Hurricane Maria’s devastating impacts in the Caribbean are estimated to have cost the insurance and reinsurance industry between $40 billion and $85 billion, according to AIR Worldwide.
Risk modelling firm AIR Worldwide said that it estimates that the island of Puerto Rico will account for as much as 85% of the total losses, reflecting the extreme levels of damage reported there.
Hurricane Maria, as the second major hurricane to sweep through the Caribbean in as many weeks, has compounded the damage done by Hurricane Irma, wreaking additional destruction on some islands hit by Irma, and devastating a few locations that had escaped the worst of the previous hurricane.
Dominica was first to be hit on Tuesday, September 19th with hurricane Maria a deadly Category 5 storm. The island was devastated, with widespread flooding also experienced in adjacent Guadeloupe. Maria then weakened briefly to a Category 4 hurricane, but intensified to Category 5 as it crossed the warm waters of the northeastern Caribbean Sea. Hurricane Maria’s eyewall then came close to the western edge of St. Croix in the Virgin Islands on Tuesday night, resulting in storm surge and large wave impacts along the southern shores.
Hurricane Maria was then downgraded slightly to Category 4 before making landfall on Puerto Rico near the town of Yabucoa on Wednesday, September 20th with maximum sustained winds of 155 mph.
AIR said that hurricane Maria resulted in a storm surge of 6 to 9 feet in some areas and inundated the country with 12 to 18 inches of rain, with higher amounts in some locations. Marian then passed close offshore of the northeast coast of Hispaniola delivering heavy rain, Category 3 winds, and storm surge to the northern Dominican Republic.
AIR Worldwide explains some of the impacts to the Caribbean islands hit by hurricane Maria:
Islands in the Caribbean devastated by the storm, and by Hurricane Irma two weeks earlier are in the early stages of what will inevitably be a very lengthy recovery period. It is abundantly clear that this has been a major catastrophe for the region.
More than 3 million people in Puerto Rico, for example, remain without electricity, drinking water, and gas; other essentials are in short supply. Communications are challenging, with 95% of cell phone towers reportedly toppled. Many towns have been cut off by landslides, floods, or torrents of muddy water; widespread damage is reported.
As heavy precipitation continued, the dam on the Guajataca River was significantly compromised and was deemed in danger of an imminent break Friday afternoon. Some 70,000 people downstream were advised to evacuate immediately. The dam is an earthen structure built in 1929 to provide drinking water, irrigation, and power generation. It has not failed, but remains in danger of doing so.
AIR’s estimate is considerably higher than the insurance and reinsurance industry had expected for a Caribbean hurricane. At the lower-end of the estimate Maria’s industry loss looks set to come in at where the upper bounds of modelled impacts for Caribbean hurricanes were. At the upper-end, Maria would be right up with the worst case scenarios in the catastrophe models for Caribbean hurricane impacts to insurance and reinsurance interests.

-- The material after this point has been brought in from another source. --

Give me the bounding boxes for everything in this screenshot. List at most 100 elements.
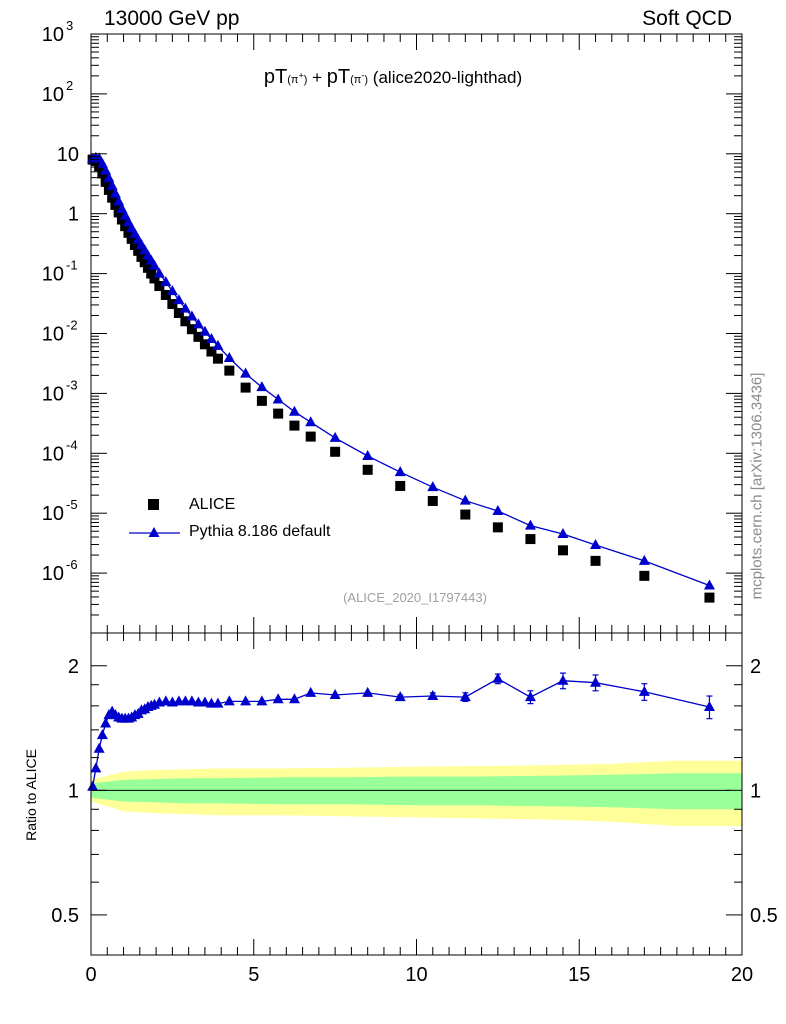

Economic loss estimates had suggested Maria may cause somewhere up to $50 billion of damages, but this insured loss estimate would suggest that the economic cost could perhaps be as much as double that amount, or greater.

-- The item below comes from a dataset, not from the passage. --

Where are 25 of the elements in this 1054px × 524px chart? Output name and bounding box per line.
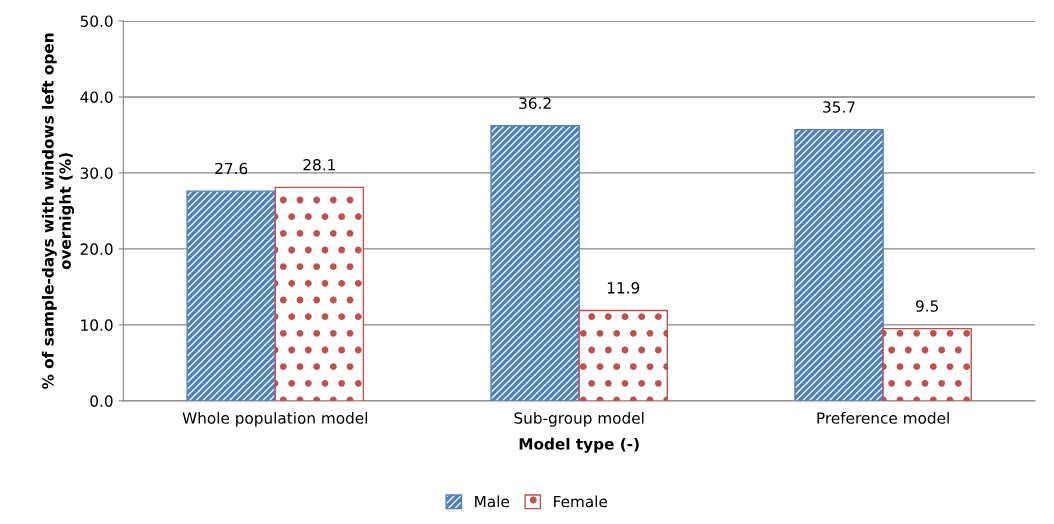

Coming so soon after hurricanes Harvey and Irma, Maria’s loss could take the industry toll from these three storms well over $100 billion, which should be enough to put a stop to softening in some regions, although it is unlikely to be enough to cause a market-wide turn in reinsurance pricing.
AIR said that its estimates of insurance and reinsurance industry losses include estimates include insured physical property damage suffered onshore (residential, commercial, and industrial) as well as auto damage due to wind and precipitation-induced flooding; contents losses; business interruption costs; impacts to industrial facilities; and additional living expenses (ALE) for residential property claims.
The estimates also include “demand surge,” the increase in the cost of labor and materials that is often observed in the aftermath of major catastrophes, which it says could be exacerbated due to the close proximity in time of the impacts of hurricanes Harvey, Irma, and Maria. Demand surge can amplify insured losses considerably and could be a significant factor here.
AIR also noted that the estimate of insurance industry losses does not include losses to infrastructure; losses from hazardous waste cleanup, vandalism, or civil commotion whether directly or indirectly caused by the event; losses to offshore properties, pleasure boats, and marine craft; losses resulting from the compromise of existing defenses (e.g., levees); and uninsured property losses.